Exogenous ketones should be looked at not only for their health benefits but as a natural, more potent option than traditional stimulant-dominant pre-workout drinks.  The reality is that most athletes spend enough time in fight/flight/freeze states of the nervous system that they don’t benefit from high stimulant pre-workout.  Let’s not forget that hairline trigger physiology that’s required to support higher order explosive movements-this starts with the mitochondria.  Additionally, athletes are much more prone to fatigue via overtraining in-season.  The introduction of ketones can serve as a support mechanism during this time.

  • CrossFit & Ironsports

            Dosage: Pre-Training, Competition

While CrossFit, powerlifting, and other iron sports share many of the same benefits from dosing at typical times (e.g. morning) we’ve covered, many athletes in these sports also are faced with higher-than-ideal training volumes, as well as multi-event competitions.  Ketones have been shown to not only support the recovery process but also can provide a way to deliver energy to the athlete in a way that offers less stress on the adrenal system/HPA Axis.  Furthermore, some of these iron sports may require multiple lifts or competitions in one day.  Sipping on ketones or doing a couple of doses (depending on even frequency) can provide a way to re-energize between rounds without introducing excess stimulant.

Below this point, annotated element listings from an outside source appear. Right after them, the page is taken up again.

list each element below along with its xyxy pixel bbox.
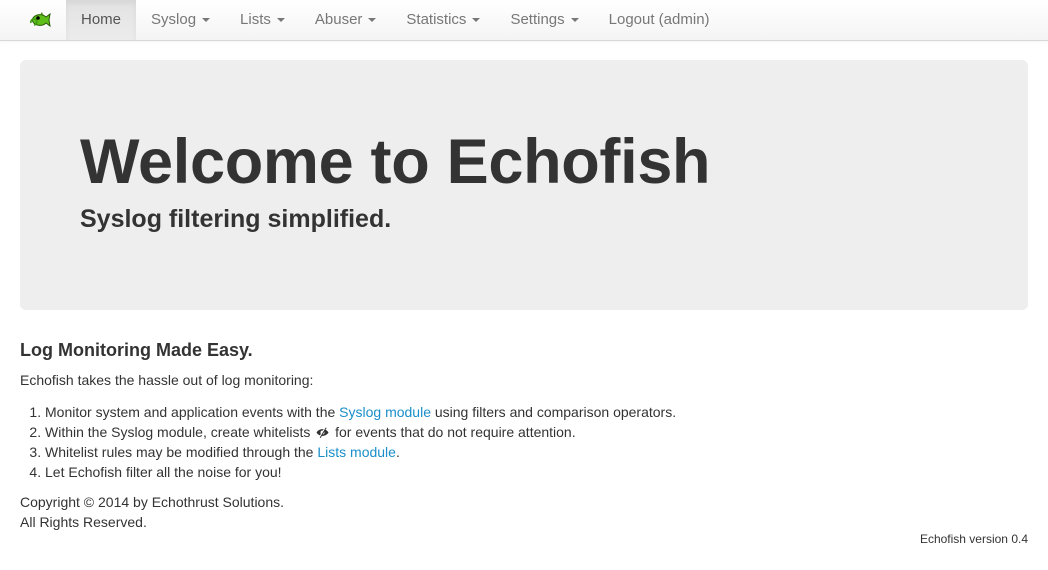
nav-label: Syslog <box>151 11 197 28</box>
list-item: Whitelist rules may be modified through … <box>45 442 1028 462</box>
list-item: Let Echofish filter all the noise for yo… <box>45 462 1028 482</box>
nav-label: Home <box>81 11 122 28</box>
caret-down-icon <box>570 18 579 22</box>
step-text: Whitelist rules may be modified through … <box>45 444 318 460</box>
nav-item-statistics[interactable]: Statistics <box>391 0 495 40</box>
nav-item-logout[interactable]: Logout (admin) <box>594 0 725 40</box>
main-nav: Home Syslog Lists Abuser Statistics Sett… <box>66 0 725 40</box>
version-label: Echofish version 0.4 <box>919 532 1028 546</box>
brand-logo-link[interactable] <box>15 0 65 40</box>
list-item: Within the Syslog module, create whiteli… <box>45 422 1028 442</box>
nav-label: Abuser <box>314 11 363 28</box>
nav-label: Statistics <box>406 11 467 28</box>
echofish-logo-icon <box>30 12 51 28</box>
nav-label: Settings <box>510 11 565 28</box>
step-text: for events that do not require attention… <box>331 424 576 440</box>
copyright-line: Copyright © 2014 by Echothrust Solutions… <box>20 494 285 510</box>
main-content: Log Monitoring Made Easy. Echofish takes… <box>20 338 1028 532</box>
welcome-title: Welcome to Echofish <box>80 127 711 197</box>
steps-list: Monitor system and application events wi… <box>20 402 1028 482</box>
welcome-subtitle: Syslog filtering simplified. <box>80 205 392 233</box>
nav-label: Logout (admin) <box>608 11 710 28</box>
nav-item-lists[interactable]: Lists <box>225 0 300 40</box>
step-text: Let Echofish filter all the noise for yo… <box>45 464 282 480</box>
nav-label: Lists <box>240 11 271 28</box>
caret-down-icon <box>472 18 481 22</box>
caret-down-icon <box>276 18 285 22</box>
nav-item-settings[interactable]: Settings <box>495 0 593 40</box>
welcome-jumbotron: Welcome to Echofish Syslog filtering sim… <box>20 60 1028 310</box>
caret-down-icon <box>368 18 377 22</box>
nav-item-home[interactable]: Home <box>66 0 137 40</box>
eye-slash-icon <box>316 427 329 438</box>
nav-item-abuser[interactable]: Abuser <box>300 0 392 40</box>
rights-line: All Rights Reserved. <box>20 514 147 530</box>
step-text: . <box>395 444 400 460</box>
list-item: Monitor system and application events wi… <box>45 402 1028 422</box>
step-text: Within the Syslog module, create whiteli… <box>45 424 315 440</box>
intro-text: Echofish takes the hassle out of log mon… <box>20 372 314 388</box>
lists-module-link[interactable]: Lists module <box>317 444 396 460</box>
section-heading: Log Monitoring Made Easy. <box>20 340 253 360</box>
nav-item-syslog[interactable]: Syslog <box>136 0 225 40</box>
caret-down-icon <box>202 18 211 22</box>
step-text: using filters and comparison operators. <box>430 404 677 420</box>
step-text: Monitor system and application events wi… <box>45 404 340 420</box>
syslog-module-link[interactable]: Syslog module <box>339 404 431 420</box>
top-navbar: Home Syslog Lists Abuser Statistics Sett… <box>0 0 1048 41</box>
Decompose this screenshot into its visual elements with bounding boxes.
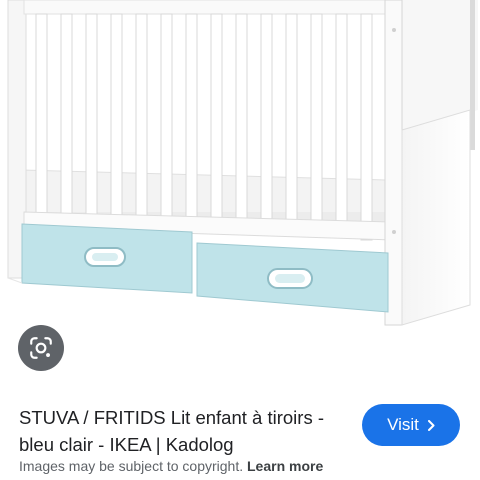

  • Anxiety, Stress & Mind-Body Restoration

Dosage: As Needed/Consistently

Exogenous ketones have been demonstrated to have a GABAergic effect-inviting calmness and relaxation states as opposed to ones of high arousal.  This is part of why they are an ideal source of clean energy.  That said, another benefit to be had is that of soothing, anti-stress, and anti-anxiety.  While reaching for ketones in these times may be of benefit, we recommend committing to a consistent dosing schedule that works best for you.  This may mean every morning and early afternoon or perhaps morning and late afternoon/evening.  Many athletes who drink ketones following training for the recovery benefits also report an easier time changing gears from the sympathetic branch of their nervous system (fight/flight/freeze) to parasympathetic (rest & restore).  Because the biology of anxiety is something that can be built up, we recommend routine dosing schedules.